None of this is a recommendation to seek or avoid any particular label term. They’re just definitions, and reading a bottle accurately requires knowing them.
For contrast: how other fats are made
For perspective, here’s what the process looks like for the fats and oils that don’t go through the industrial cascade above:
- Extra virgin olive oil. Olives are washed, crushed into paste, the paste is malaxed (slowly stirred) for 20-40 minutes at temperatures the International Olive Council requires to stay below 27°C for the “cold extracted” designation, then the oil is separated by centrifugation. No solvent, no degumming, no bleaching, no deodorization. The total process is mechanical and thermal-low.
- Butter. Milk is separated into cream and skim by centrifugation, the cream is churned until the fat globules coalesce and separate from buttermilk, the butter is washed and salted (if salted butter). No solvent, no high-temperature stages.
- Tallow and lard.
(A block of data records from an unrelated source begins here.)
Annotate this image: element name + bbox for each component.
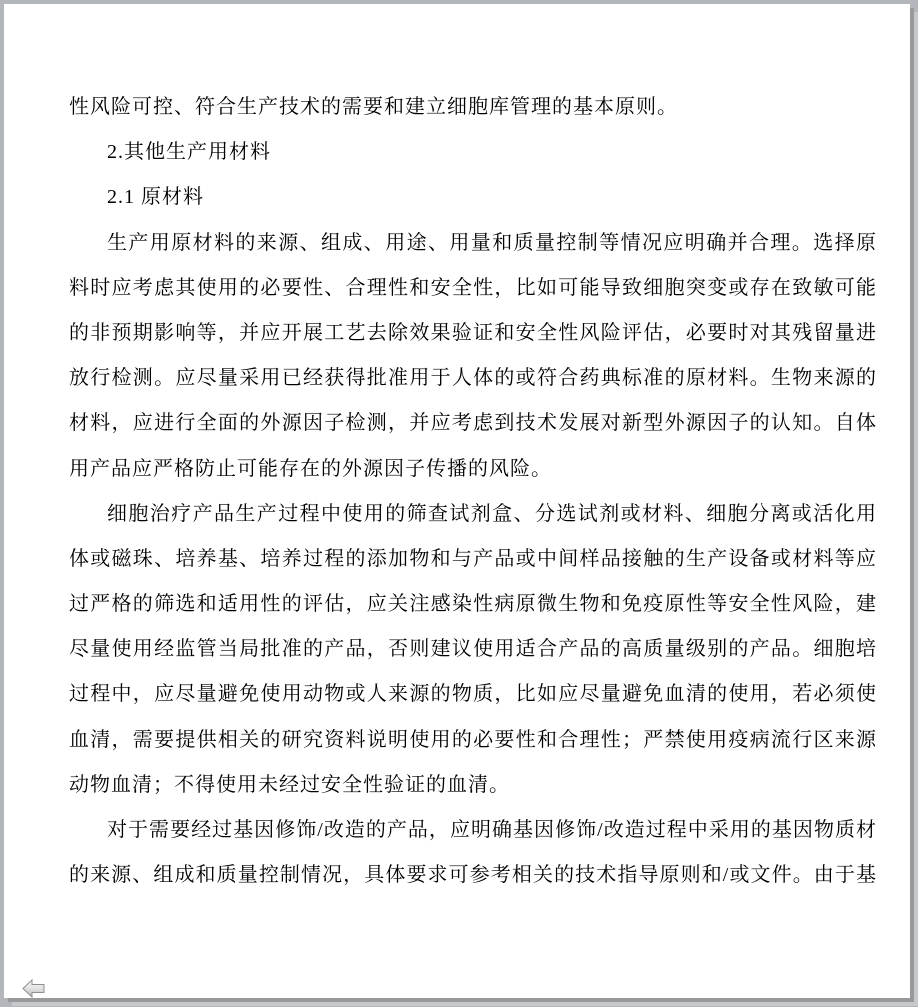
doc-line: 的非预期影响等，并应开展工艺去除效果验证和安全性风险评估，必要时对其残留量进行 bbox=[69, 311, 877, 356]
doc-line: 生产用原材料的来源、组成、用途、用量和质量控制等情况应明确并合理。选择原材 bbox=[69, 221, 877, 266]
section-heading: 2.其他生产用材料 bbox=[69, 130, 877, 175]
doc-line: 过严格的筛选和适用性的评估，应关注感染性病原微生物和免疫原性等安全性风险，建议 bbox=[69, 582, 877, 627]
document-text: 性风险可控、符合生产技术的需要和建立细胞库管理的基本原则。 2.其他生产用材料 … bbox=[69, 85, 877, 898]
subsection-heading: 2.1 原材料 bbox=[69, 175, 877, 220]
doc-line: 性风险可控、符合生产技术的需要和建立细胞库管理的基本原则。 bbox=[69, 85, 877, 130]
document-page: 性风险可控、符合生产技术的需要和建立细胞库管理的基本原则。 2.其他生产用材料 … bbox=[4, 4, 910, 998]
doc-line: 用产品应严格防止可能存在的外源因子传播的风险。 bbox=[69, 447, 877, 492]
document-viewer: { "page": { "background_color": "#b3b7bb… bbox=[0, 0, 918, 1007]
doc-line: 料时应考虑其使用的必要性、合理性和安全性，比如可能导致细胞突变或存在致敏可能性 bbox=[69, 266, 877, 311]
doc-line: 对于需要经过基因修饰/改造的产品，应明确基因修饰/改造过程中采用的基因物质材料 bbox=[69, 808, 877, 853]
doc-line: 动物血清；不得使用未经过安全性验证的血清。 bbox=[69, 763, 877, 808]
doc-line: 尽量使用经监管当局批准的产品，否则建议使用适合产品的高质量级别的产品。细胞培养 bbox=[69, 627, 877, 672]
doc-line: 体或磁珠、培养基、培养过程的添加物和与产品或中间样品接触的生产设备或材料等应经 bbox=[69, 537, 877, 582]
doc-line: 材料，应进行全面的外源因子检测，并应考虑到技术发展对新型外源因子的认知。自体使 bbox=[69, 401, 877, 446]
back-arrow-icon[interactable] bbox=[22, 979, 45, 998]
doc-line: 放行检测。应尽量采用已经获得批准用于人体的或符合药典标准的原材料。生物来源的原 bbox=[69, 356, 877, 401]
doc-line: 血清，需要提供相关的研究资料说明使用的必要性和合理性；严禁使用疫病流行区来源的 bbox=[69, 718, 877, 763]
doc-line: 细胞治疗产品生产过程中使用的筛查试剂盒、分选试剂或材料、细胞分离或活化用抗 bbox=[69, 492, 877, 537]
doc-line: 的来源、组成和质量控制情况，具体要求可参考相关的技术指导原则和/或文件。由于基因 bbox=[69, 853, 877, 898]
doc-line: 过程中，应尽量避免使用动物或人来源的物质，比如应尽量避免血清的使用，若必须使用 bbox=[69, 672, 877, 717]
Beef or pork fat trim is heated (rendered) until the fat melts and separates from connective tissue, then strained. Traditional rendering is done at relatively low temperatures (under 80°C for “leaf lard” or “wet-rendered” tallow); commercial dry rendering operates higher. No solvent.
- Virgin coconut oil. Coconut meat is pressed (cold-pressed varieties stay under ~50°C; expeller-pressed varieties run higher) and the oil is separated. Refined coconut oil goes through deodorization and sometimes bleaching, but virgin coconut oil skips this.
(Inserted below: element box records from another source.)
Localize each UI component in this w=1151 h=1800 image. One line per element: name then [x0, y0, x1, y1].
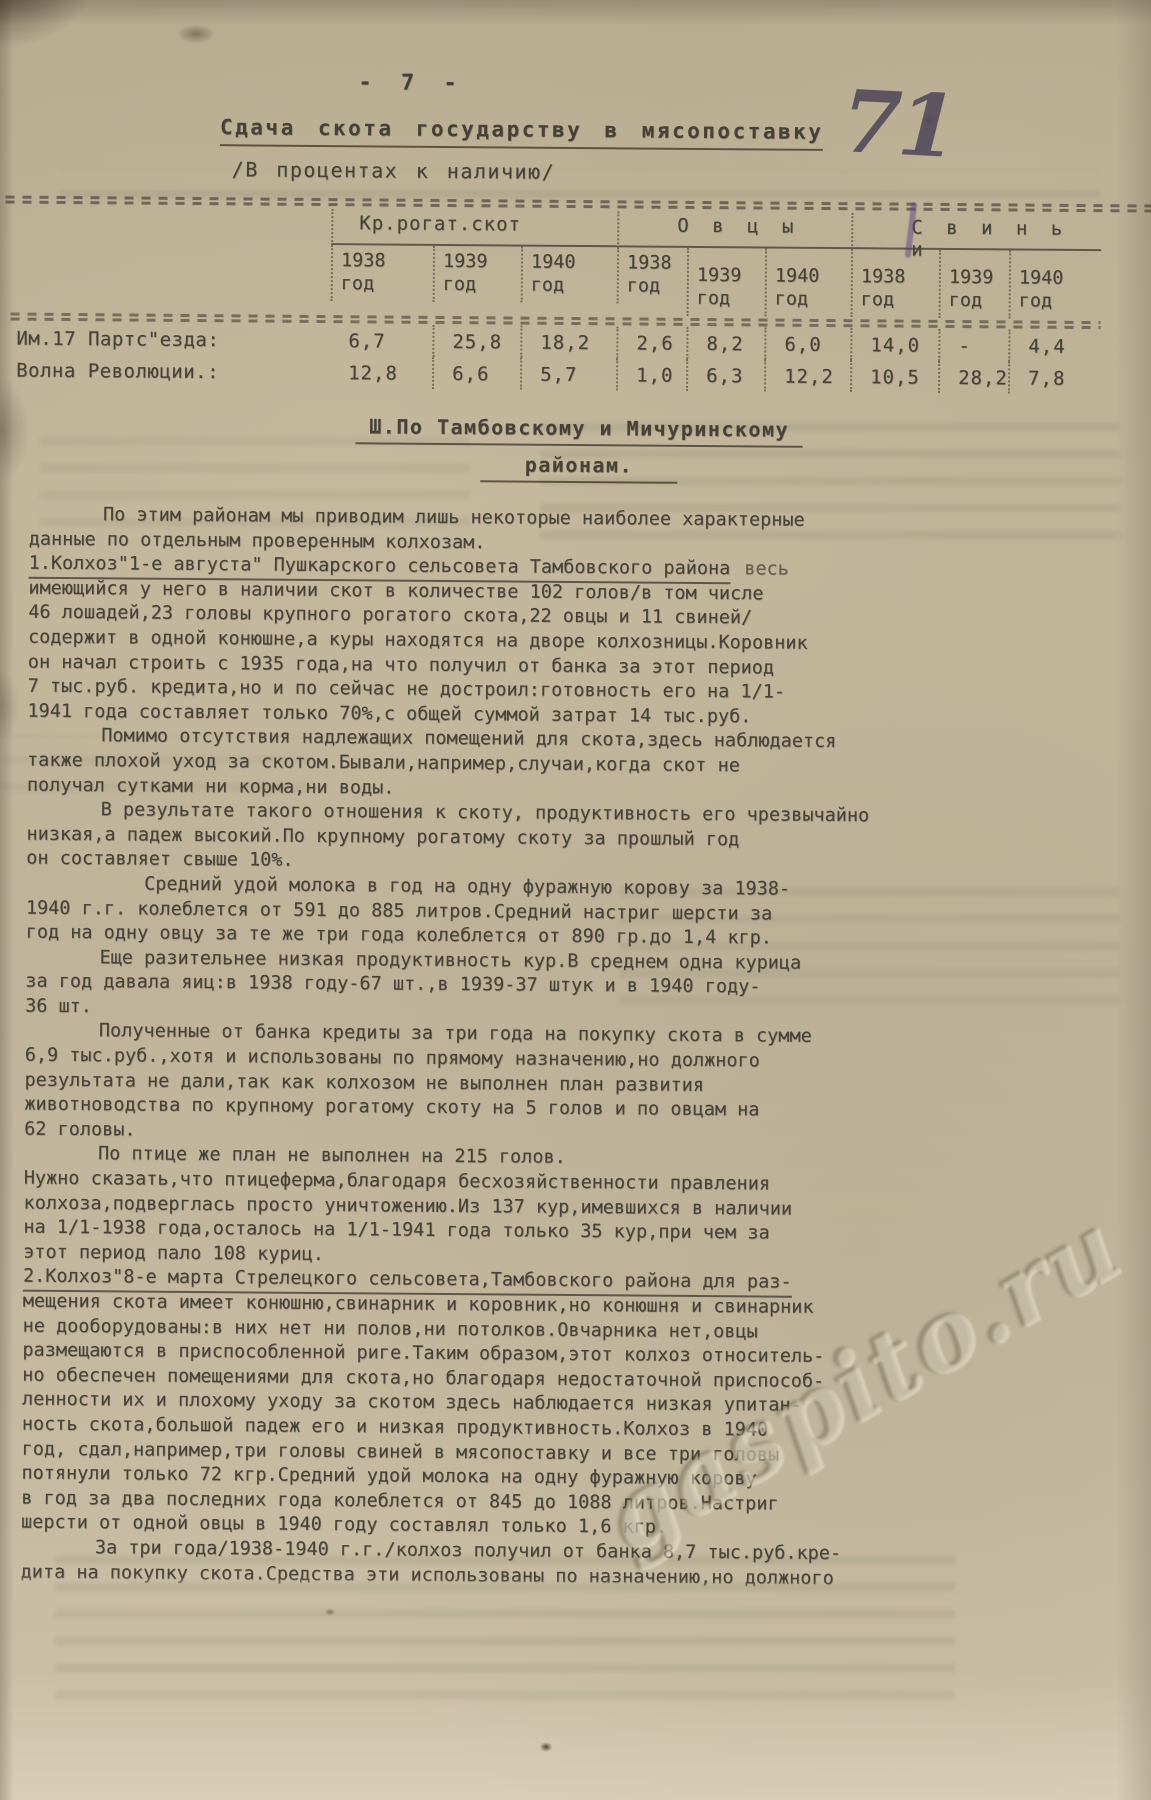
table-year-header: 1940 год	[765, 248, 852, 317]
table-cell: 12,8	[330, 356, 432, 389]
table-cell: 6,0	[764, 327, 850, 360]
paragraph-kolkhoz1-body: имеющийся у него в наличии скот в количе…	[27, 576, 1127, 732]
paragraph-hens: Еще разительнее низкая продуктивность ку…	[25, 945, 1125, 1027]
table-cell: 25,8	[432, 325, 520, 358]
table-cell: 10,5	[850, 360, 938, 393]
paragraph-productivity: В результате такого отношения к скоту, п…	[26, 798, 1126, 880]
table-group-header-cattle: Кр.рогат.скот	[331, 209, 617, 247]
table-cell: 6,7	[330, 324, 432, 357]
table-year-header: 1938 год	[617, 247, 687, 304]
paragraph-poultry-farm: Нужно сказать,что птицеферма,благодаря б…	[23, 1167, 1123, 1274]
table-year-header: 1939 год	[433, 246, 521, 303]
table-group-header-pigs: С в и н ь и	[851, 213, 1101, 251]
livestock-delivery-table: Кр.рогат.скот О в ц ы С в и н ь и 1938 г…	[10, 207, 1151, 395]
table-year-header: 1938 год	[851, 249, 940, 318]
table-corner-cell	[11, 207, 331, 246]
table-cell: 28,2	[938, 361, 1008, 394]
table-cell: 4,4	[1008, 329, 1100, 362]
table-empty-cell	[11, 243, 332, 314]
typewritten-content: - 7 - Сдача скота государству в мясопост…	[0, 0, 1151, 1800]
table-row-name: Волна Революции.:	[10, 354, 330, 389]
page-number: - 7 -	[358, 70, 464, 96]
paragraph-care: Помимо отсутствия надлежащих помещений д…	[27, 724, 1127, 806]
paragraph-kolkhoz2-credit: За три года/1938-1940 г.г./колхоз получи…	[21, 1536, 1120, 1594]
table-cell: 2,6	[616, 326, 686, 359]
table-cell: 18,2	[520, 326, 616, 359]
document-title: Сдача скота государству в мясопоставку	[220, 115, 824, 151]
table-cell: 1,0	[616, 358, 686, 391]
paragraph-milk-yield: Средний удой молока в год на одну фуражн…	[26, 872, 1126, 954]
section-heading-line2: районам.	[481, 452, 678, 484]
paragraph-credits: Полученные от банка кредиты за три года …	[24, 1019, 1124, 1151]
table-group-header-sheep: О в ц ы	[617, 211, 851, 249]
table-year-header: 1940 год	[1009, 250, 1102, 319]
paragraph-intro: По этим районам мы приводим лишь некотор…	[29, 503, 1128, 561]
table-year-header: 1940 год	[521, 247, 617, 304]
document-body: По этим районам мы приводим лишь некотор…	[21, 503, 1128, 1594]
document-subtitle: /В процентах к наличию/	[232, 157, 556, 184]
table-cell: 5,7	[520, 358, 616, 391]
scanned-document-page: 71 gaspito.ru - 7 - Сдача скота государс…	[0, 0, 1151, 1800]
table-cell: 6,3	[686, 359, 764, 392]
section-heading: Ш.По Тамбовскому и Мичуринскому районам.	[3, 411, 1151, 487]
table-cell: 7,8	[1008, 361, 1100, 394]
table-year-header: 1939 год	[939, 250, 1010, 319]
table-year-header: 1939 год	[687, 248, 766, 317]
kolkhoz1-heading-tail: весь	[744, 559, 789, 580]
section-heading-line1: Ш.По Тамбовскому и Мичуринскому	[355, 414, 803, 448]
table-row-name: Им.17 Партс"езда:	[10, 322, 330, 357]
table-cell: -	[938, 329, 1008, 362]
table-cell: 14,0	[850, 328, 938, 361]
table-cell: 8,2	[686, 327, 764, 360]
table-year-header: 1938 год	[331, 245, 433, 302]
table-cell: 6,6	[432, 357, 520, 390]
table-cell: 12,2	[764, 359, 850, 392]
handwritten-archive-page-number: 71	[839, 71, 956, 178]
The contrast isn’t being offered as an argument for one fat over another. It’s just the comparison: the industrial seed oils on a US grocery shelf went through a process with roughly 8-10 distinct stages including a petroleum solvent, multiple high-temperature treatments, and chemical refining. The traditional fats listed above went through 1-3 mechanical or thermal stages. Whether that matters to you is a separate question.
What’s hopefully clearer now is what the process actually is — not what either side of the seed oil argument claims it is.